METHODS: This was a prospective, observational study of patients in 2 age groups admitted for various reasons to the emergency room of a tertiary care center. IV catheters were placed in both arms of the subjects to induce plasma volume expansion by infusion of a buffered crystalloid glucose solution and for withdrawing venous blood samples for analysis of tHb at 0, 5, 10, 15, 30, 45, 60, 75, and 90 minutes after start of infusion. During these interventions, subjects were simultaneously monitored by pulse CO-oximetry for measurement of SpHb (Masimo Radical-7, Rev E ReSposable Sensor). Bias, precision, and limits of agreement were calculated in Bland-Altman plots to compare the accuracy of SpHb with invasive tHb measurements. Using volume kinetic (pharmacokinetics for fluids) equations, V and Cl were determined.

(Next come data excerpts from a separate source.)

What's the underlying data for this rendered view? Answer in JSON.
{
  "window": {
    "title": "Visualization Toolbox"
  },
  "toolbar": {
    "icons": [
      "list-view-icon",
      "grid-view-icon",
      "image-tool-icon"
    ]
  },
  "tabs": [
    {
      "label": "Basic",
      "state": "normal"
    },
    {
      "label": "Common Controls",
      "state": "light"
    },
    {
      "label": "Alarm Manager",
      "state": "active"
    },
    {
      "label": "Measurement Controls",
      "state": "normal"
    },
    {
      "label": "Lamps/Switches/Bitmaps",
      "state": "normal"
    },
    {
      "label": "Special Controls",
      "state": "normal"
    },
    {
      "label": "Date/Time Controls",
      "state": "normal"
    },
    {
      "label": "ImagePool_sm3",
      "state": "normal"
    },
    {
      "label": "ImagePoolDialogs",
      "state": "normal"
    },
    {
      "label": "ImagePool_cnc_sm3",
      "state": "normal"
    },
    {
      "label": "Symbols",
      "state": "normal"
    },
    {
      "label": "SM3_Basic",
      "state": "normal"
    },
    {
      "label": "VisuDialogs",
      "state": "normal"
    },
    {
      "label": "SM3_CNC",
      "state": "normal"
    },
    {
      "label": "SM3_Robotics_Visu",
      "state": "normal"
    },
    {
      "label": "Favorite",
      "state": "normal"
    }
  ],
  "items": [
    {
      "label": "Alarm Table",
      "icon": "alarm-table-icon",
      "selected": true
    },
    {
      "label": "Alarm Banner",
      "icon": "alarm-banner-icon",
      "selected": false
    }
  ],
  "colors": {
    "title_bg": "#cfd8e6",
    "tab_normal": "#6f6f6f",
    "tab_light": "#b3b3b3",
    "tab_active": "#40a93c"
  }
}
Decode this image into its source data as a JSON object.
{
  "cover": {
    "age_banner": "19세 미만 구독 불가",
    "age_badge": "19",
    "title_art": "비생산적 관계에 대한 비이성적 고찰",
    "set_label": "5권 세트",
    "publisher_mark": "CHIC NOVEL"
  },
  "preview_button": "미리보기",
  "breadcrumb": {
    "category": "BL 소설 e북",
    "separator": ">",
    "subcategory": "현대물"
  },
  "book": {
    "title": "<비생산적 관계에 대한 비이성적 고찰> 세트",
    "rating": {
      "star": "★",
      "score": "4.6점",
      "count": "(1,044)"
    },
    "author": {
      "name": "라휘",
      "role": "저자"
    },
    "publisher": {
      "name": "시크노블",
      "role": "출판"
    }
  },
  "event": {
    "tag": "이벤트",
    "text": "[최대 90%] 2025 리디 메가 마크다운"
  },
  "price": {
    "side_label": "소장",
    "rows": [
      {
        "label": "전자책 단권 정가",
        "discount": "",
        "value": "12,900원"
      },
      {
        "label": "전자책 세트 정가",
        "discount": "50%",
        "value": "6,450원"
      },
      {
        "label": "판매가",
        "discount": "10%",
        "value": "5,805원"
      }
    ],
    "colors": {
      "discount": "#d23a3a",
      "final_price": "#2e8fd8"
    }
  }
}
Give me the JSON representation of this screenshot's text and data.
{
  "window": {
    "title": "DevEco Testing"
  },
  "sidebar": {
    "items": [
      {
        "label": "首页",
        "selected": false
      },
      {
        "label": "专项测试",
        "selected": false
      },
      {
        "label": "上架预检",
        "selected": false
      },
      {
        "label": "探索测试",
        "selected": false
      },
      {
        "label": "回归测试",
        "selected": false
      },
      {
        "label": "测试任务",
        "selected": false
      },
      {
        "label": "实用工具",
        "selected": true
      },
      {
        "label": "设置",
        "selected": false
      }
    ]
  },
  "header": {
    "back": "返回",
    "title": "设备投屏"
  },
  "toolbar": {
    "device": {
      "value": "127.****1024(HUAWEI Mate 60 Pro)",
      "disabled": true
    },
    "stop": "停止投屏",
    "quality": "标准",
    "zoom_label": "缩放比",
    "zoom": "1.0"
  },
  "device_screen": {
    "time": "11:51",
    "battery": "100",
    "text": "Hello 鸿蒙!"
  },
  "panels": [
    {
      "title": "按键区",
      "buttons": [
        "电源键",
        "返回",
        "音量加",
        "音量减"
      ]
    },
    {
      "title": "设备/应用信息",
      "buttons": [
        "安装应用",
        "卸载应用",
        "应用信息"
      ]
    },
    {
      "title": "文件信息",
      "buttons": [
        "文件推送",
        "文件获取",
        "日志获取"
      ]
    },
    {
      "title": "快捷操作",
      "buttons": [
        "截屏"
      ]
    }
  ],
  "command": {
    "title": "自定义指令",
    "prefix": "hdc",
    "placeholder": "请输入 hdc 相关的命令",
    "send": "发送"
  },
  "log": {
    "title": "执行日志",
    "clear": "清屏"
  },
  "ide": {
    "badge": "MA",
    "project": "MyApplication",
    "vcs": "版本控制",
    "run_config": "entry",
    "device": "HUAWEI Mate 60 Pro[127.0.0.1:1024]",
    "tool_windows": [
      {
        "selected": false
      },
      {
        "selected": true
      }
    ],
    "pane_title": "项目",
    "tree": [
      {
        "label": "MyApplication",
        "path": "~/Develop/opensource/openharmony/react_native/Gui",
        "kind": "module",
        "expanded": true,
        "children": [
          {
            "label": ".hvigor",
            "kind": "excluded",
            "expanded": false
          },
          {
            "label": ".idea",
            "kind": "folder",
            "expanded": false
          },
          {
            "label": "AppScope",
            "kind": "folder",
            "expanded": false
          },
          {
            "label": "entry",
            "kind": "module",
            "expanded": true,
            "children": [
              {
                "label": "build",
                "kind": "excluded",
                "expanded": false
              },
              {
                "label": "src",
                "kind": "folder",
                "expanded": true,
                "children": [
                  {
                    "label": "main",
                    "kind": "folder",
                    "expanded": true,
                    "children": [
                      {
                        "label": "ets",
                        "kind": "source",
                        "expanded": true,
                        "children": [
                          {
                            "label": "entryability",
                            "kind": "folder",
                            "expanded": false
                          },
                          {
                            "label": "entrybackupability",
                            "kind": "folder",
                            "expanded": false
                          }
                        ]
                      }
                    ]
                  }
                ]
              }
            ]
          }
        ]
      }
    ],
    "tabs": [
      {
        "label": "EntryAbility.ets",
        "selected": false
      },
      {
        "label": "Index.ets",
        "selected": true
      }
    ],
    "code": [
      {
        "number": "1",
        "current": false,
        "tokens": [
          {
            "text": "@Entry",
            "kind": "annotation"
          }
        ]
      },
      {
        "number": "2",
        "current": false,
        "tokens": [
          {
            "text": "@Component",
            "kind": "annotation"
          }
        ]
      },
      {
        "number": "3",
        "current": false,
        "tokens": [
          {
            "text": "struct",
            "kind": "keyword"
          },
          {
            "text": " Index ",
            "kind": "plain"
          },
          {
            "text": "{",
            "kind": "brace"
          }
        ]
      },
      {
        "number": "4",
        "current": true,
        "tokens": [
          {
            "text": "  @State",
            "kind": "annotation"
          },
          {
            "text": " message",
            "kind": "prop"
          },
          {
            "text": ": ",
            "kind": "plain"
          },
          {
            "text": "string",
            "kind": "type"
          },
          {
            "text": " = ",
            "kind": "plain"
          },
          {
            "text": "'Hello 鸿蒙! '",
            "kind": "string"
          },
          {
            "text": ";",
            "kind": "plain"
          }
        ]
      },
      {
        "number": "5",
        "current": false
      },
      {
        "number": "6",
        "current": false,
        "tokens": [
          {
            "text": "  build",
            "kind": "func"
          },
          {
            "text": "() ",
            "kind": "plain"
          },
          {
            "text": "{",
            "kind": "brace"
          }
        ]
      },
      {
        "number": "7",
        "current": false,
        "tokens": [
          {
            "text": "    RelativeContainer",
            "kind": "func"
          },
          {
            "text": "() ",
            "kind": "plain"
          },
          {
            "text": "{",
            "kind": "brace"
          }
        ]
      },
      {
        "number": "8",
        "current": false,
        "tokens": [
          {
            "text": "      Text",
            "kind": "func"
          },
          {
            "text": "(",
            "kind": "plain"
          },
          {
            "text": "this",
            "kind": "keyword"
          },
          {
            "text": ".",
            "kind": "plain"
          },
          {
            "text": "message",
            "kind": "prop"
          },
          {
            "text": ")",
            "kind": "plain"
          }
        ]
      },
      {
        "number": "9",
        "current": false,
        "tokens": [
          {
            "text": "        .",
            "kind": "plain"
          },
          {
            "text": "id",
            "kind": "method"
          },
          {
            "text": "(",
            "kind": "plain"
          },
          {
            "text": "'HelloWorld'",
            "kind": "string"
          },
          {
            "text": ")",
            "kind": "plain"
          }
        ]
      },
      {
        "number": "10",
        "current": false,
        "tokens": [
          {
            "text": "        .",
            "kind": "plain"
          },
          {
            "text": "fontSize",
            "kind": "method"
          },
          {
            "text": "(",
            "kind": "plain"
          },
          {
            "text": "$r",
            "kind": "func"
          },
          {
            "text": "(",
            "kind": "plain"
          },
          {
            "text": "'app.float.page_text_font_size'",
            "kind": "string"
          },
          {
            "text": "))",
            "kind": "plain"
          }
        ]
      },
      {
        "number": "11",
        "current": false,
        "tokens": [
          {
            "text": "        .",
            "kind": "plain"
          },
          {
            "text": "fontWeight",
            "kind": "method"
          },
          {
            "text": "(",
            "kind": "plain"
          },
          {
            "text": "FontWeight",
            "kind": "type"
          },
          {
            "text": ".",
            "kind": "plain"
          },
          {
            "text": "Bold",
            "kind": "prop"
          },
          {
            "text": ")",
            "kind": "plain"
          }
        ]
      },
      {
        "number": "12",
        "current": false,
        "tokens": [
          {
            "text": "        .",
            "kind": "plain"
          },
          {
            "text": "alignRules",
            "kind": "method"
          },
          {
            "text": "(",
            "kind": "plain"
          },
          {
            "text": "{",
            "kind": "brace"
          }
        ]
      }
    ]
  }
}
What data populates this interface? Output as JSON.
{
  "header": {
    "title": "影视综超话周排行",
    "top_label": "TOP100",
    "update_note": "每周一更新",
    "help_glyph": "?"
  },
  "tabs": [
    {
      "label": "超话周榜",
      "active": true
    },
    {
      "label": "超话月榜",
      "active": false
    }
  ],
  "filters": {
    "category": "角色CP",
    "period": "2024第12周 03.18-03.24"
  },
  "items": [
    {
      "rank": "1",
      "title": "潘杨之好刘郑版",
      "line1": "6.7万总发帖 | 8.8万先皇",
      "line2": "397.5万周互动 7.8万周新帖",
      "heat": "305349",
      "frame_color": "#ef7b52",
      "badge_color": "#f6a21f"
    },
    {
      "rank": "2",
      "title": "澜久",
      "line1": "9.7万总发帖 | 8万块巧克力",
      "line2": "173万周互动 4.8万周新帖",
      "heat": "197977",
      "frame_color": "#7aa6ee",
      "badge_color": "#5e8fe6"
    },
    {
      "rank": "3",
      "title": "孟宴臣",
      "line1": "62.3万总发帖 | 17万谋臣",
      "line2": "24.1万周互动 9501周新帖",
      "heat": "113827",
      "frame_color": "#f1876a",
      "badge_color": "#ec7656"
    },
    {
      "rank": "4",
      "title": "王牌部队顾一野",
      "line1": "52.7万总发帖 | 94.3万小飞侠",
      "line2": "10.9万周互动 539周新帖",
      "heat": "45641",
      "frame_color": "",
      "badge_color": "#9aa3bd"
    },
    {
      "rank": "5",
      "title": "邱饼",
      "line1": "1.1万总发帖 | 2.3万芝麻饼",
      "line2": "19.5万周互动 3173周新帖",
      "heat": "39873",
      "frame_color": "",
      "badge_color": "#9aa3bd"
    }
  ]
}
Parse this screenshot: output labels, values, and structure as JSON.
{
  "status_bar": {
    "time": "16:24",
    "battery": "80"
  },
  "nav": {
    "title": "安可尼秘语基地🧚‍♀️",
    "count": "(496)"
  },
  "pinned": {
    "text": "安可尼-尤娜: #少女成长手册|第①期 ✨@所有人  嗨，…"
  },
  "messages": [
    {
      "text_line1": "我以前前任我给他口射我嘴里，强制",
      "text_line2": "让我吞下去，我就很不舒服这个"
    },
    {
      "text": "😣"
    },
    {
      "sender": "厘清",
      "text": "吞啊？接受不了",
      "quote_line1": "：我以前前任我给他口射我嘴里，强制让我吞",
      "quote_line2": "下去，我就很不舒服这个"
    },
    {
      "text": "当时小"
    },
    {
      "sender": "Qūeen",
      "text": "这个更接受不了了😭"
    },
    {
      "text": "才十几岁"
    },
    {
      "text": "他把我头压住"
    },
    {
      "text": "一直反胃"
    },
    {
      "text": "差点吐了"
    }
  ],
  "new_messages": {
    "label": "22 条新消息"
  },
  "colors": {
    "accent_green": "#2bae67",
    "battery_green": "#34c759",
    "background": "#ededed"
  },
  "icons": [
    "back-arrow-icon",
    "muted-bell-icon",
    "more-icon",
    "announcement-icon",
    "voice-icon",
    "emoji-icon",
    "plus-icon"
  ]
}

RESULTS: Thirty patients (14 from the young group with a mean age of 30 years, and 16 from the geriatric group with mean age of 84 years) were enrolled in the study. When all data were included, this yielded 242 data pairs with a bias of -0.47 (95% confidence interval, -0.62 to -0.32) between SpHb and tHb. However, 5 patients were omitted because of low quality signals, leaving 193 hemoglobin data pairs for further analysis. Bias was then -0.24 (95% confidence interval, -0.39 to -0.09). The biases show that the device on average slightly underestimates tHb values. The precision of SpHb decreases when the low signal quality indicator is present. For the 27 subjects for whom the V and Cl were calculated, there were no significant differences in the estimation of the distribution volumes using either tHb or SpHb values. Clearance constants were also estimated, but with less accuracy.

CONCLUSIONS: Our data show that SpHb by pulse CO-oximetry may be used to calculate volume of distribution in an emergency room setting.